The socialist regime of Venezuela began distributing on Thursday a “Christmas” stipend of 180 Venezuelan bolivars — or roughly $4.70 — to its citizens following dictator Nicolás Maduro’s orders to begin celebrating Christmas in October.

The “Venezuela in Christmas” stipend will be distributed to users of the regime’s Patria (“Fatherland”) platform, a system largely inspired by China’s social credit system that the ruling socialists built with the aid of China’s ZTE company to control the distribution of rationed food, fuel, and other “benefits.”

According to a post on the Fatherland platform’s website, distribution of the stipend “sent by our President Nicolás Maduro” will take place from October 10 to 19. Recipients of the socialist dictator’s “bonus” will receive a text message that reads, “In Venezuela, the magic of Christmas arrives in October. They will be beautiful days full of peace, happiness and security, of much brightness and joy.”

The Fatherland platform’s website cannot be normally accessed outside of Venezuela without the use of a tool such as a Virtual Private Network (VPN), but an archived copy of the post can be freely accessed here.

“In Venezuela, the magic of Christmas arrives in October. They will be beautiful days full of peace, happiness and security, of much brightness and joy,” a promotional image of the stipend featuring a smiling Maduro reads.

Maduro, after stealing yet another election in July, once more trampled upon Christmas traditions and commanded Venezuelans to celebrate Christmas early for the sixth year in a row. Socialist Christmas began this year two months before the start of Advent, a four-week period that Christians mark ahead of December 25, Christmas Day.

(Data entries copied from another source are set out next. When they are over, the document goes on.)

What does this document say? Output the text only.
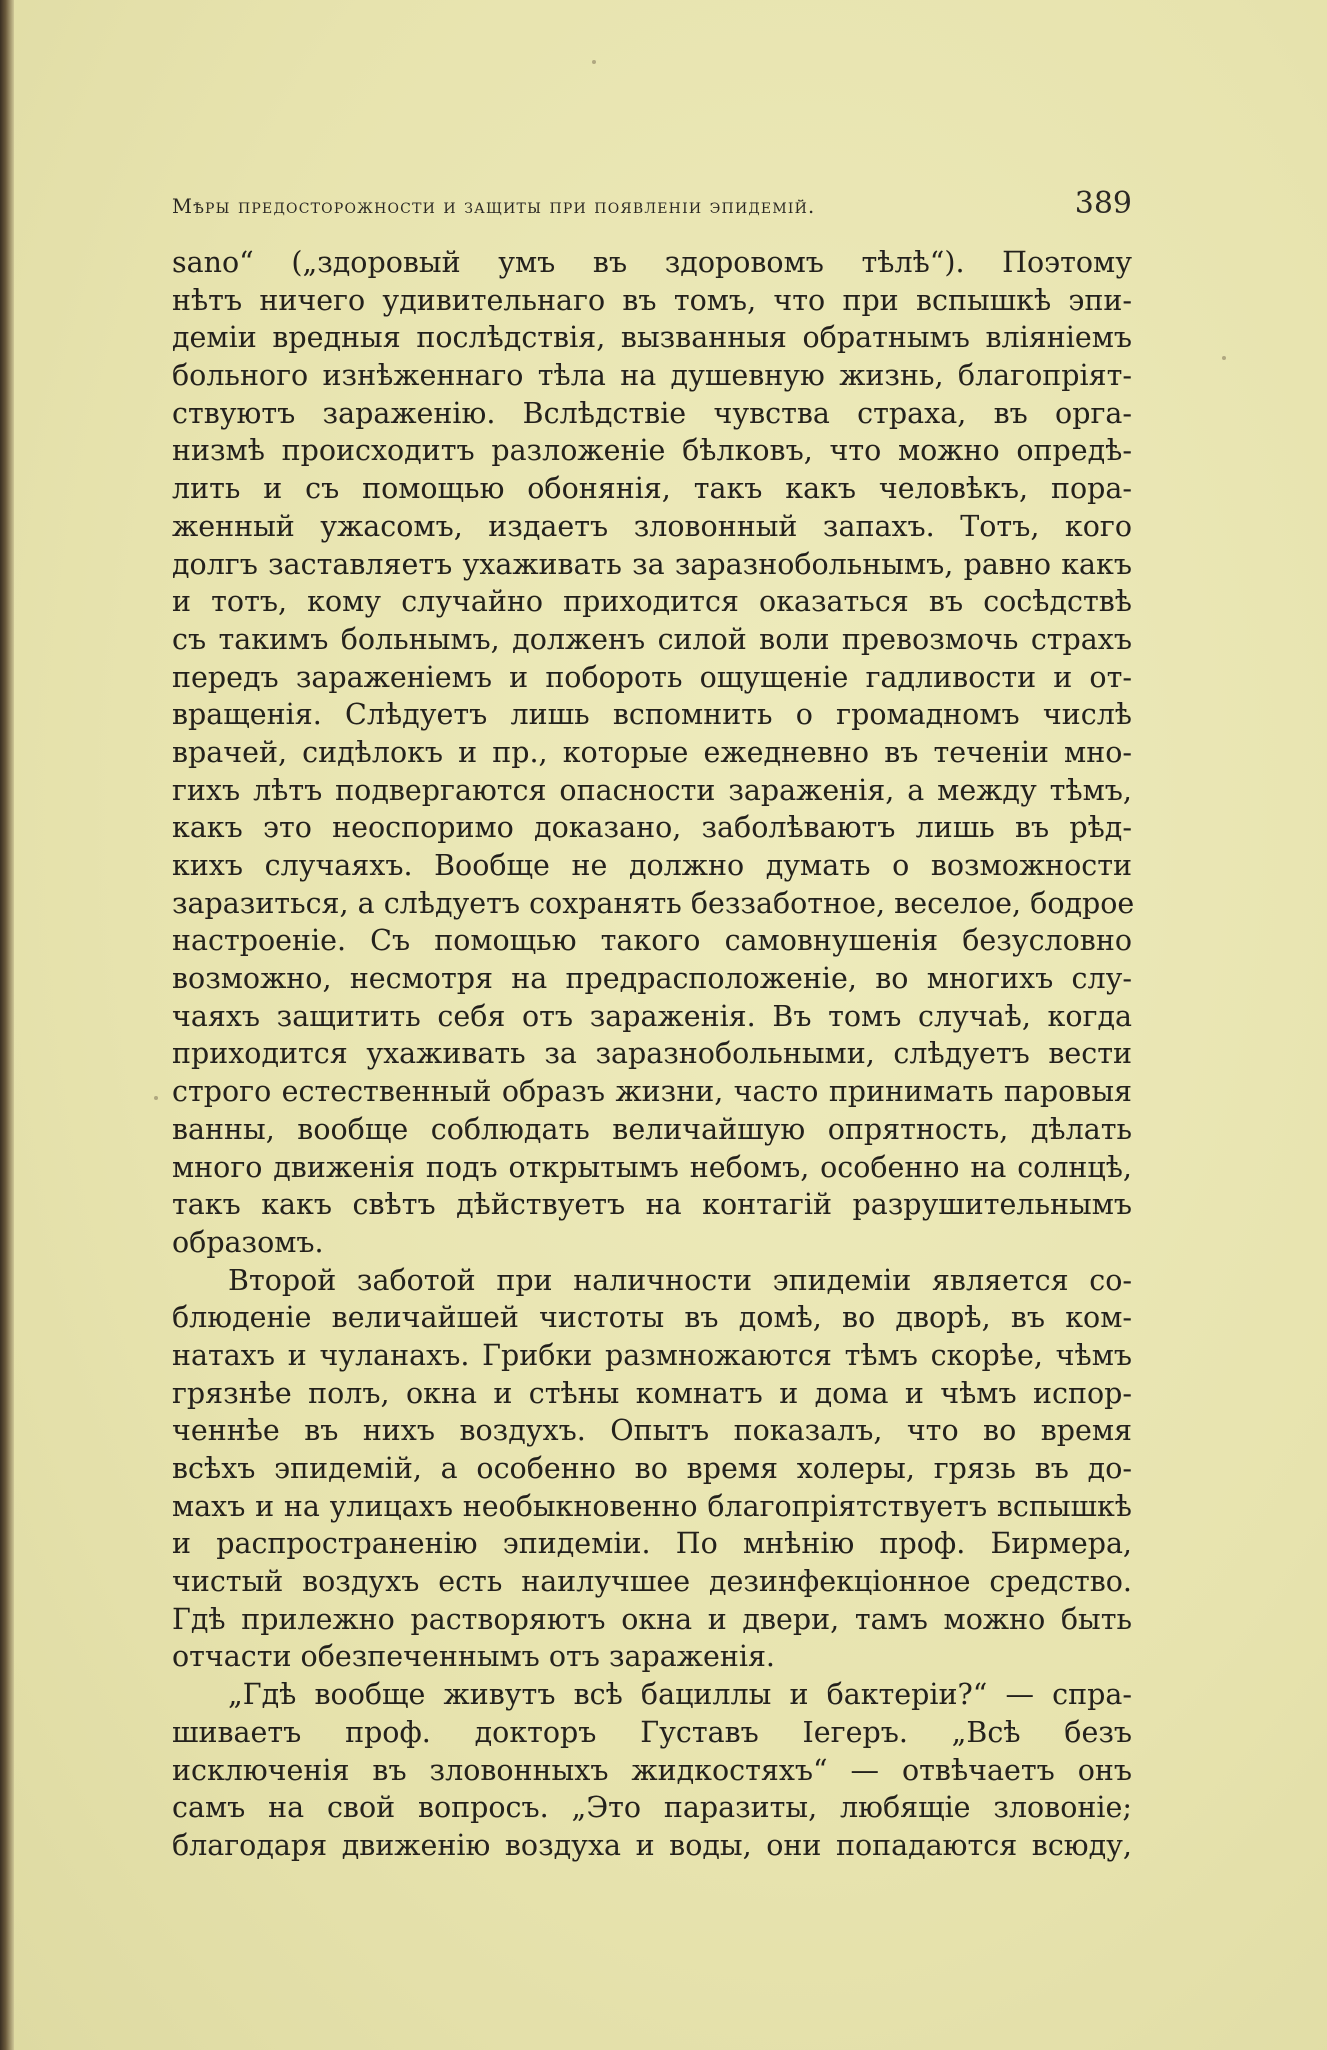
Мѣры предосторожности и защиты при появленіи эпидемій.	389
sano“ („здоровый умъ въ здоровомъ тѣлѣ“). Поэтому
нѣтъ ничего удивительнаго въ томъ, что при вспышкѣ эпи-
деміи вредныя послѣдствія, вызванныя обратнымъ вліяніемъ
больного изнѣженнаго тѣла на душевную жизнь, благопріят-
ствуютъ зараженію. Вслѣдствіе чувства страха, въ орга-
низмѣ происходитъ разложеніе бѣлковъ, что можно опредѣ-
лить и съ помощью обонянія, такъ какъ человѣкъ, пора-
женный ужасомъ, издаетъ зловонный запахъ. Тотъ, кого
долгъ заставляетъ ухаживать за заразнобольнымъ, равно какъ
и тотъ, кому случайно приходится оказаться въ сосѣдствѣ
съ такимъ больнымъ, долженъ силой воли превозмочь страхъ
передъ зараженіемъ и побороть ощущеніе гадливости и от-
вращенія. Слѣдуетъ лишь вспомнить о громадномъ числѣ
врачей, сидѣлокъ и пр., которые ежедневно въ теченіи мно-
гихъ лѣтъ подвергаются опасности зараженія, а между тѣмъ,
какъ это неоспоримо доказано, заболѣваютъ лишь въ рѣд-
кихъ случаяхъ. Вообще не должно думать о возможности
заразиться, а слѣдуетъ сохранять беззаботное, веселое, бодрое
настроеніе. Съ помощью такого самовнушенія безусловно
возможно, несмотря на предрасположеніе, во многихъ слу-
чаяхъ защитить себя отъ зараженія. Въ томъ случаѣ, когда
приходится ухаживать за заразнобольными, слѣдуетъ вести
строго естественный образъ жизни, часто принимать паровыя
ванны, вообще соблюдать величайшую опрятность, дѣлать
много движенія подъ открытымъ небомъ, особенно на солнцѣ,
такъ какъ свѣтъ дѣйствуетъ на контагій разрушительнымъ
образомъ.
Второй заботой при наличности эпидеміи является со-
блюденіе величайшей чистоты въ домѣ, во дворѣ, въ ком-
натахъ и чуланахъ. Грибки размножаются тѣмъ скорѣе, чѣмъ
грязнѣе полъ, окна и стѣны комнатъ и дома и чѣмъ испор-
ченнѣе въ нихъ воздухъ. Опытъ показалъ, что во время
всѣхъ эпидемій, а особенно во время холеры, грязь въ до-
махъ и на улицахъ необыкновенно благопріятствуетъ вспышкѣ
и распространенію эпидеміи. По мнѣнію проф. Бирмера,
чистый воздухъ есть наилучшее дезинфекціонное средство.
Гдѣ прилежно растворяютъ окна и двери, тамъ можно быть
отчасти обезпеченнымъ отъ зараженія.
„Гдѣ вообще живутъ всѣ бациллы и бактеріи?“ — спра-
шиваетъ проф. докторъ Густавъ Іегеръ. „Всѣ безъ
исключенія въ зловонныхъ жидкостяхъ“ — отвѣчаетъ онъ
самъ на свой вопросъ. „Это паразиты, любящіе зловоніе;
благодаря движенію воздуха и воды, они попадаются всюду,
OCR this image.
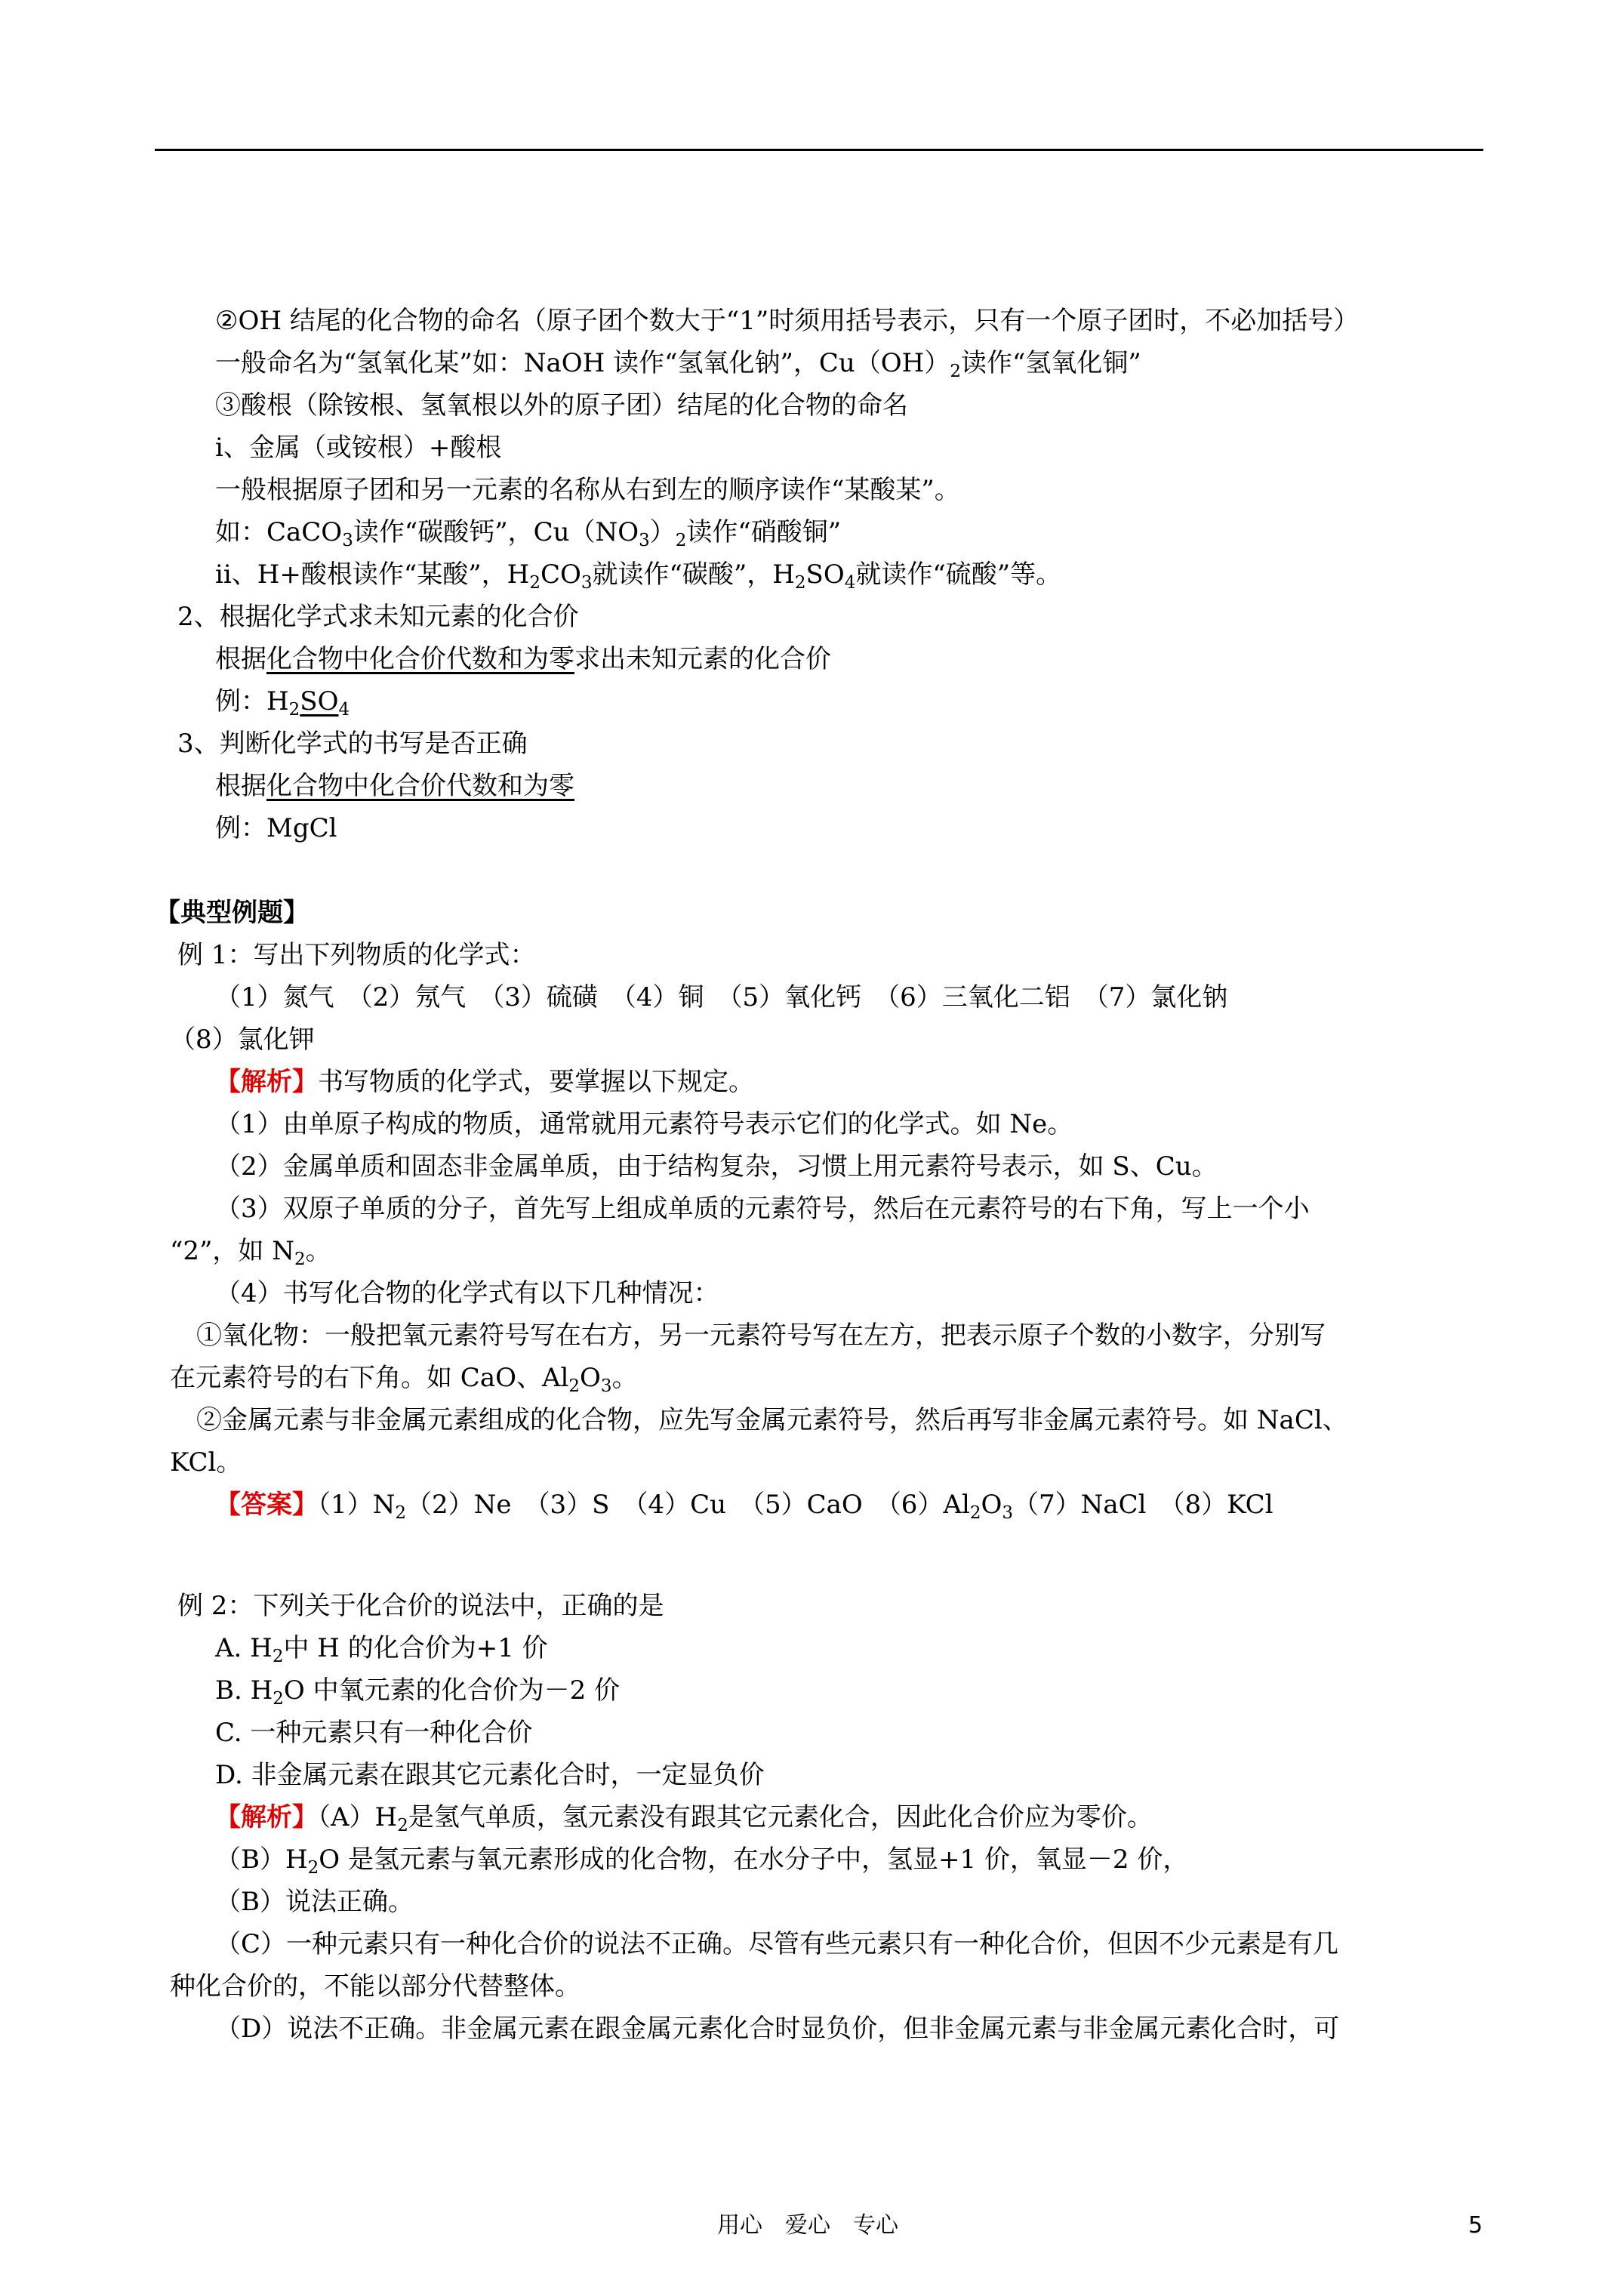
②OH 结尾的化合物的命名（原子团个数大于“1”时须用括号表示，只有一个原子团时，不必加括号）
一般命名为“氢氧化某”如：NaOH 读作“氢氧化钠”，$Cu(OH)_2$读作“氢氧化铜”
③酸根（除铵根、氢氧根以外的原子团）结尾的化合物的命名
ⅰ、金属（或铵根）+酸根
一般根据原子团和另一元素的名称从右到左的顺序读作“某酸某”。
如：CaCO$_3$读作“碳酸钙”，$Cu(NO_3)_2$读作“硝酸铜”
ⅱ、H+酸根读作“某酸”，$H_2CO_3$就读作“碳酸”，$H_2SO_4$就读作“硫酸”等。
2、根据化学式求未知元素的化合价
根据化合物中化合价代数和为零求出未知元素的化合价
例：$H_2SO_4$
3、判断化学式的书写是否正确
根据化合物中化合价代数和为零
例：MgCl
【典型例题】
例 1：写出下列物质的化学式：
（1）氮气　（2）氖气　（3）硫磺　（4）铜　（5）氧化钙　（6）三氧化二铝　（7）氯化钠
（8）氯化钾
【解析】书写物质的化学式，要掌握以下规定。
（1）由单原子构成的物质，通常就用元素符号表示它们的化学式。如 Ne。
（2）金属单质和固态非金属单质，由于结构复杂，习惯上用元素符号表示，如 S、Cu。
（3）双原子单质的分子，首先写上组成单质的元素符号，然后在元素符号的右下角，写上一个小
“2”，如 $N_2$。
（4）书写化合物的化学式有以下几种情况：
①氧化物：一般把氧元素符号写在右方，另一元素符号写在左方，把表示原子个数的小数字，分别写
在元素符号的右下角。如 CaO、$Al_2O_3$。
②金属元素与非金属元素组成的化合物，应先写金属元素符号，然后再写非金属元素符号。如 NaCl、
KCl。
【答案】$(1)N_2(2)Ne$　（3）S　（4）Cu　（5）CaO　$(6)Al_2O_3(7)NaCl$　（8）KCl
例 2：下列关于化合价的说法中，正确的是
A. $H_2$中 H 的化合价为+1 价
B. $H_2O$ 中氧元素的化合价为－2 价
C. 一种元素只有一种化合价
D. 非金属元素在跟其它元素化合时，一定显负价
【解析】$(A)H_2$是氢气单质，氢元素没有跟其它元素化合，因此化合价应为零价。
$(B)H_2O$ 是氢元素与氧元素形成的化合物，在水分子中，氢显+1 价，氧显－2 价，
（B）说法正确。
（C）一种元素只有一种化合价的说法不正确。尽管有些元素只有一种化合价，但因不少元素是有几
种化合价的，不能以部分代替整体。
（D）说法不正确。非金属元素在跟金属元素化合时显负价，但非金属元素与非金属元素化合时，可
用心　爱心　专心	5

Maduro also used his superhero propaganda cartoon Súper Bigote to “celebrate” the early arrival of Christmas in Venezuela.

The dictator’s “generous” $4.70 October Christmas gift is far too little to have any meaningful impact on the nation’s impoverished population and is far from funding a full Christmas meal in the country for a single individual, let alone purchase gifts or cover other Christmas-related expenses.

Reports published by local outlets in September indicated that the price of a single hallaca, a traditional Christmas dish and one of the four parts of the full Venezuelan Christmas ensemble, hovers around $4-6 a piece in Caracas.

In addition to the “Christmas” gift, public sector workers reportedly began receiving the payment of their aguinaldo on the Fatherland platform. The aguinaldo is a Christmas bonus that Venezuelans receive that is typically worth two to three months of their wage, or more depending on the terms of their employment and their position on the payroll.

The head of the Venezuelan Federation of Teachers (FVM) reportedly told a local radio station that the first month of aguinaldo to public teachers will be worth 506 bolivars (roughly $13.40).

The socialist dictator claimed that he rescheduled Christmas as a form of “gratitude” for Venezuelans “reelecting” him in the fraudulent July 28 presidential election, which he insists he “won” despite growing evidence that suggests he was defeated in a landslide.

Critics have accused Maduro of using Christmas to distract from the brutal repression and hunting of dissidents, including the torturing of minors, that the dictator unleashed against protesters in the aftermath of the fraudulent election.

According to U.N. estimates, the regime’s repression left at least 25 dead and more than 2,400 arbitrary detentions, of which 70 are children ranging in ages from 14 to 17 who reportedly remain detained as of Friday.

Several social media users reportedly denounced at the start of October that officials from the regime’s SENIAT tax authority are imposing fines on commercial establishments that have not put up Christmas decorations in accordance with the dictator’s orders.

The local outlet Crónica Uno reported this week that private shopkeepers in the city of La Guaira have expressed their rejection of the forced Christmas decoration mandates during October under penalty of SENIAT fines. SENIAT officials reportedly visited several of the city’s commercial areas to ensure compliance with the dictator’s orders.

An individual who did not want to be identified for fear of reprisals told the outlet that the October Christmas decree will not increase his sales, “but I do not want to be fined when December is coming.”